L’artiste suisse Sophie Taeuber-Arp (1889-1943) est une pionnière de l’abstraction. Dans son œuvre interdisciplinaire, elle gomme les frontières traditionnelles entre l’art et la vie avec une aisance apparente. Le goût pour l’expérimentation des cercles de l’avant-garde zurichoise et parisienne dont elle fait partie ainsi que sa formation et son activité d’enseignante dans le domaine de l’artisanat d’art se mêlent en une abstraction vécue et appliquée au quotidien à travers laquelle elle façonne presque tous les domaines de l’existence. Lors de sa mort accidentelle tragique en 1943, son œuvre comporte non seulement des textiles, coussins et nappes, des travaux de perles, un théâtre de marionnettes et des costumes, mais aussi des peintures murales, du mobilier, de l’architecture, du graphisme, des peintures, des dessins, des sculptures et des reliefs.
Malgré la grande variété de matériaux dont elle fait usage, son langage formel est clair et vivant à la fois : dans le milieu dada zurichois, Taeuber-Arp découvre la danse comme moyen d’expression. Au-delà de cette époque, ce jeu allègre d’équilibre et de mouvement demeure une caractéristique essentielle de son travail et inspire également ses compositions abstraites.
La vaste rétrospective Abstraction vivante que le Kunstmuseum Basel consacre à Sophie Taeuber-Arp en 2021 présente pour la première fois son travail à un public international. Cette exposition voit le jour en coopération avec le Museum of Modern Art de New York et la Tate de Londres. Ainsi, l’artiste dont le visage est familier à bon nombre d’entre nous par sa présence depuis des décennies sur le billet de 50 francs suisses est désormais reconnue comme l’une des grandes figures de l’avant-garde moderne au-delà de l’espace germanophone.
Une passionnante vue d’ensemble révèle l’évolution de son œuvre depuis les débuts dans le domaine des arts appliqués en passant par les projets strasbourgeois ayant trait à l’architecture jusqu’aux peintures abstraites de l’époque parisienne. En 1937, de nombreuses œuvres de Sophie Taeuber-Arp figurent à la Kunsthalle Basel au sein de l’exposition Constructivistes qui aura une portée considérable pour le développement et la diffusion de l’abstraction. Cet événement la lie à Bâle tout comme le fait que d’importants collectionneur.euse.s de son art s’y trouvaient.

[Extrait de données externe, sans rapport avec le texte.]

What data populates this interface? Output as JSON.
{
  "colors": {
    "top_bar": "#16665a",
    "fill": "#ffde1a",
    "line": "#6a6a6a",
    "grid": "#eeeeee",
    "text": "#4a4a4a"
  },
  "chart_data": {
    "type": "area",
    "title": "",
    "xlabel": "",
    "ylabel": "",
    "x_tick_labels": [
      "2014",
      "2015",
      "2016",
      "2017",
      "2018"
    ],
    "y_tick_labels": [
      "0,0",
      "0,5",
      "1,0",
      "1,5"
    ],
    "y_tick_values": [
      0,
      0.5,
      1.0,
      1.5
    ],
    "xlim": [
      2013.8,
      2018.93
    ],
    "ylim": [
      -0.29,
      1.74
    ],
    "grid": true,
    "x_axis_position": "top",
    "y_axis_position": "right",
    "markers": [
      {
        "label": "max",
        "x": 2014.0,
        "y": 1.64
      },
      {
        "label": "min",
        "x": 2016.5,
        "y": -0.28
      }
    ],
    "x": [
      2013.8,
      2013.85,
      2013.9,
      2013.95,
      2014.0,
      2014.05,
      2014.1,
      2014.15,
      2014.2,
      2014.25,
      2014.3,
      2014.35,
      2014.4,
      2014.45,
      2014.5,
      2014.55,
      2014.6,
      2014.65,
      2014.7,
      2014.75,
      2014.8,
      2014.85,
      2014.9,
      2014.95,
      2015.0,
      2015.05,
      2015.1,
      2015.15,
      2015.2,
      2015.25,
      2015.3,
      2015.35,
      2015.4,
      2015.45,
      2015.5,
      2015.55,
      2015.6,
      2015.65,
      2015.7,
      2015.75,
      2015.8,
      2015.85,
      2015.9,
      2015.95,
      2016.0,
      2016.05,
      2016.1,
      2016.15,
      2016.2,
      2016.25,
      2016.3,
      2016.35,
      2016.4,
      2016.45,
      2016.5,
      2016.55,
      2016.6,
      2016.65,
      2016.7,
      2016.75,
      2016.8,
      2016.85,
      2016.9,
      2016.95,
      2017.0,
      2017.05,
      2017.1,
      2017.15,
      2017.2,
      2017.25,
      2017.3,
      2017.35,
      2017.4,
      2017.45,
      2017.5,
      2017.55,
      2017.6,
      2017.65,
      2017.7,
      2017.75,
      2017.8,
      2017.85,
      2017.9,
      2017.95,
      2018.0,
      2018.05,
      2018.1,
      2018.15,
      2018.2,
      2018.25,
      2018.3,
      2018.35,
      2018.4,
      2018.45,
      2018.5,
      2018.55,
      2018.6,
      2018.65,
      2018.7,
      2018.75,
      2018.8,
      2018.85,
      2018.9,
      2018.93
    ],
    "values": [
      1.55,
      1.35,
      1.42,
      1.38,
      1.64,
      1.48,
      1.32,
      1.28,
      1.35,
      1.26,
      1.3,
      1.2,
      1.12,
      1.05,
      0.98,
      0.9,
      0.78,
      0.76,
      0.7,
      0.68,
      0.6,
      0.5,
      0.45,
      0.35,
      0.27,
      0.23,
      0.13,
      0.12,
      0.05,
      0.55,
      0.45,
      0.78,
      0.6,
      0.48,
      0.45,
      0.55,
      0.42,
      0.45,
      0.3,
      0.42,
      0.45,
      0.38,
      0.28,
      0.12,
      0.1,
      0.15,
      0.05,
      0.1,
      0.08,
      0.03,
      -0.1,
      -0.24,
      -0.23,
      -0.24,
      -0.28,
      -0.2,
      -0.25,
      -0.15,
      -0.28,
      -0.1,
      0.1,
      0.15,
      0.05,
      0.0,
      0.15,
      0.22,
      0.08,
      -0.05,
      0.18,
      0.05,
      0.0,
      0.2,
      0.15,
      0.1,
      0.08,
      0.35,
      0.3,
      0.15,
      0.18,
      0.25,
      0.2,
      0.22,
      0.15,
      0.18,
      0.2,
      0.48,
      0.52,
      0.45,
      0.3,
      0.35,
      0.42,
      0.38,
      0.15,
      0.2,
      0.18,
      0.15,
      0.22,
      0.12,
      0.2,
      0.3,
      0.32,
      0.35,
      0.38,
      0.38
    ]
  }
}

L'exposition sera ensuite présentée dans les institutions suivantes :
Tate Modern, London, 15 juillet au 17 octobre 2021
Museum of Modern Art, New York, 21 novembre 2021 au 12 mars 2022
(19.1.1889, Davos – 13.1.1943, Zürich)
Sophie Taeuber-Arp a décidé très tôt de se former aux arts et métiers à Saint-Gall et à Munich, où elle s'est spécialisée dans le design textile et la sculpture sur bois à l'école Debschitz. L'artisanat et les techniques artisanales ont connu à cette époque une nouvelle appréciation en tant que contre-projet à la production industrielle généralisée. En 1914, Taeuber-Arp s'installe à Zurich et se forme à la danse expressive. Avec son futur mari Hans Arp, elle a été active dans le mouvement anti-bourgeois Dada. Elle a participé à un grand nombre d'expositions d'œuvres artistiques. Dans la seconde moitié des années 1920, Taeuber-Arp et son mari ont pris la nationalité française. Elle a passé beaucoup de temps à Strasbourg, où elle a reçu un certain nombre de commandes de décoration intérieure. Au début des années 1930, Taeuber-Arp abandonne son emploi à Zurich et s'installe à Paris. En 1940, Taeuber-Arp et son mari fuient les nationaux-socialistes et se réfugient dans le sud de la France. Ils y ont souffert de la pauvreté et de la malnutrition. En 1943, ils parviennent à s'enfuir à Zurich, où Sophie Taeuber-Arp meurt tragiquement peu après d'un empoisonnement au monoxyde de carbone causé par un poêle mal utilisé. (Photo : Sophie Taeuber-Arp dans le bureau de planification de l'Aubette, Strasbourg 1927, photographe inconnu, Stiftung Arp e.V.)